My biggest fear with corporate moves like this isn't that people wouldn't be
able to afford the two dollars. It's less than a coffee in a cheap bakery. _My
fear is that users just stop using meetup because of the "micropayments UX",
then management decides one day that they shut down in 2 weeks._

It's not the two dollars. It's about potential attendees having to go through
the annoying payment process (and based on the current meetup.com user
experience and feature set on all platforms, I bet they won't get it right).
And no, I'm not going to pay 200 dollars/month from my pocket. Attendees will
stop visiting their website soon enough, anyway: I already received emails
from other meetup groups that they are shutting down. It's a spiral: fewer
groups want to deal with this, fewer users will register, fewer events will
get organized, the users who didn't mind paying originally will have less
events to choose from, they stop visiting the site and so on...

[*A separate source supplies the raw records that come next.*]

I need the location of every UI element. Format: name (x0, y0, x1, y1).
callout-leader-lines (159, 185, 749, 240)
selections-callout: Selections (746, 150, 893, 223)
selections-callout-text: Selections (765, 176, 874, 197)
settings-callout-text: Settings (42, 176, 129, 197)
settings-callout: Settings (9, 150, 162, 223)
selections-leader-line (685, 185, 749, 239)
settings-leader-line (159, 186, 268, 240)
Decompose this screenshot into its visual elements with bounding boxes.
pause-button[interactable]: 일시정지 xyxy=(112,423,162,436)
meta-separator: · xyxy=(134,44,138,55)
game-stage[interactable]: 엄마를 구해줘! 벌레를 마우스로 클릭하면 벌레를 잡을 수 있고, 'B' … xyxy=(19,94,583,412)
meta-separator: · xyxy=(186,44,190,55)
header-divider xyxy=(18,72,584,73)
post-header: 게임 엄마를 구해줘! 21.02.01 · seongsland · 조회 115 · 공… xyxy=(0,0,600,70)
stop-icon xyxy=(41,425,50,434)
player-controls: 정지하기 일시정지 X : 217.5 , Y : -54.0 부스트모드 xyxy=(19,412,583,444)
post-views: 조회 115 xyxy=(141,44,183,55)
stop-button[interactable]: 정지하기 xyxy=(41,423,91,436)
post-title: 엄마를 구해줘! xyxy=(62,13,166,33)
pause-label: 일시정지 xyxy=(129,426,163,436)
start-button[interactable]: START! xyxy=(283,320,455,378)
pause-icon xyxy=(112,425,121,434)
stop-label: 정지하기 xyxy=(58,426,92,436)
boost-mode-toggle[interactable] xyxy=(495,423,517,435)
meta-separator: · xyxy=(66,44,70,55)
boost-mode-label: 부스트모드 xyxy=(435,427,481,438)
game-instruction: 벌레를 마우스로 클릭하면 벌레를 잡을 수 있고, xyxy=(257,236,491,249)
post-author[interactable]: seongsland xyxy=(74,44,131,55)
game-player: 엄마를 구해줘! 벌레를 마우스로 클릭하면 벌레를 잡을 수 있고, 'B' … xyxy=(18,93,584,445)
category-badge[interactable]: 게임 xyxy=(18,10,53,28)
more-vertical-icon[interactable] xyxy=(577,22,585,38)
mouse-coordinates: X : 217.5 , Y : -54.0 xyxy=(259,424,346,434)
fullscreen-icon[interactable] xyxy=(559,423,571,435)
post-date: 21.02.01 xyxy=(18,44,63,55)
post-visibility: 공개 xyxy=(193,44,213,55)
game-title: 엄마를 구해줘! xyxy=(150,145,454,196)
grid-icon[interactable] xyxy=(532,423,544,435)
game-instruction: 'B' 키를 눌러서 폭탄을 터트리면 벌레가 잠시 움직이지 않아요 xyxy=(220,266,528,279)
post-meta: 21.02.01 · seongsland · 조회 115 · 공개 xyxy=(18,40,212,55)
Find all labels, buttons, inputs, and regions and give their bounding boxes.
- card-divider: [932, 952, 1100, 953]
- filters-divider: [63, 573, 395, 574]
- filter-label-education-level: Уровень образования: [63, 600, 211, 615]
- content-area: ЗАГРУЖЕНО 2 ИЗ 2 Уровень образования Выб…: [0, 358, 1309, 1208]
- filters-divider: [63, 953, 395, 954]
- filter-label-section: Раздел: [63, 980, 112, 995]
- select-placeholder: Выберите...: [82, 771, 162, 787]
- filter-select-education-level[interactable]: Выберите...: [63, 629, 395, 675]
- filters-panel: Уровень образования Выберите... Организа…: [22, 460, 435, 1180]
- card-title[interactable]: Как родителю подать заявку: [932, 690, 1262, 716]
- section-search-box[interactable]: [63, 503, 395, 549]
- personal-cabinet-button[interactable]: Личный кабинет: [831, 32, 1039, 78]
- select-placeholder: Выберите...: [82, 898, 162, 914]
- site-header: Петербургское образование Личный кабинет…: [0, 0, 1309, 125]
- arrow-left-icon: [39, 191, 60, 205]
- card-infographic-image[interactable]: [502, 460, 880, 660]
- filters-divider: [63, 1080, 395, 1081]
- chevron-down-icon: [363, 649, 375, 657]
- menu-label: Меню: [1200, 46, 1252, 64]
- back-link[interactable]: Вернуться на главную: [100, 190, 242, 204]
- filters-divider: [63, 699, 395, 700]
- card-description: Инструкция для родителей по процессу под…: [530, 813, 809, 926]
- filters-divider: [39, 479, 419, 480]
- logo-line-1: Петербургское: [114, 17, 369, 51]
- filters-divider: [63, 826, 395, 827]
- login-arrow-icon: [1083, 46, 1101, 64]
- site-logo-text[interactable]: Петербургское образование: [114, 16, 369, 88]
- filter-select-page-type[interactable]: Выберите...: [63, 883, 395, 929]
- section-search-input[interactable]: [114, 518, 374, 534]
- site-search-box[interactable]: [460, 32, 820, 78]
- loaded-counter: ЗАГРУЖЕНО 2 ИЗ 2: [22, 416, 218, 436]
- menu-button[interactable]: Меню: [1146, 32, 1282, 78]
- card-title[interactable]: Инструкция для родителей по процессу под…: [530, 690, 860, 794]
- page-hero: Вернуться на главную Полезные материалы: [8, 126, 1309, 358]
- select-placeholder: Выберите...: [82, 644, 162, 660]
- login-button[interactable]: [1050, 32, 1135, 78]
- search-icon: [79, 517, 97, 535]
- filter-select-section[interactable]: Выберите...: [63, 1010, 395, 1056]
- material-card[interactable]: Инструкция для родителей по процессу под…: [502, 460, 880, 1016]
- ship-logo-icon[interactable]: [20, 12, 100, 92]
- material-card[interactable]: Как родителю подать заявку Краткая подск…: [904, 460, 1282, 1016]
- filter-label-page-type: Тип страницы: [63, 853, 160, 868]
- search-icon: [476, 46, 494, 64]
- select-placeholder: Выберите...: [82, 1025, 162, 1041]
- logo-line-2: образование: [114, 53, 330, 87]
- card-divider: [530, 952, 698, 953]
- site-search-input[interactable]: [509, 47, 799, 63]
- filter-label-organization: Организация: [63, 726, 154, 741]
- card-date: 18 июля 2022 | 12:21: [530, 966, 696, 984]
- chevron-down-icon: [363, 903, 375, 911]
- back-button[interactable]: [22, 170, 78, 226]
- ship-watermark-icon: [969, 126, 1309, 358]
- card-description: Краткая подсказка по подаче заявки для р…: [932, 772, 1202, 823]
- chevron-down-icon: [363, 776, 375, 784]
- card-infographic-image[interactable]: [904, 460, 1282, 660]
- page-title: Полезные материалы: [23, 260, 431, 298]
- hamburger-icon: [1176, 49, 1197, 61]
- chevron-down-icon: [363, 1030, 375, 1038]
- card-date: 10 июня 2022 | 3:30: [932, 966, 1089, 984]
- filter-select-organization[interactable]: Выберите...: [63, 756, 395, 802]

I'm not interested in running a self-hosted open-source clone. I don't want to
handle user data, run servers (even if it's just firing up a container). I'd
also miss out completely on the network effect. Nobody would find my clone
website.

The no-show rate was never an issue and I organized small study jams with 20
attendees to tech meetups with 80-100 people. You just count the number of
people that registered and that actually showed up, and use this number for
future events. You've got 100 registrations, you'll have between 50-70 people
showing up. Very easy to plan with it.

I also find it dishonest saying that it's going to actually save us money.
Yeah, because there will not be a group to lead, so yeah...

------
tckr
I've started to collect the open-source alternatives here:
[https://github.com/coderbyheart/open-source-meetup-
alternati...](https://github.com/coderbyheart/open-source-meetup-alternatives)

------
Xylakant
Making members of groups pay may have an unintended side effect on RSVPs:
organizers have payment info attached to their accts. However, as a user, even
if I’d be willing to pay, entering my CC data will make me much less likely to
go through.

------
Roritharr
Exciting, i miss the time when Meetup wasn't so dominant and you had small no
show rates there.

The new platforms that come up will bring new people in, always great!

------
andygrunwald
A friend of mine posted [https://kommunity.com/](https://kommunity.com/)

------
jbottoms
So, October 1, 2020? We use "years" here. That will be $2.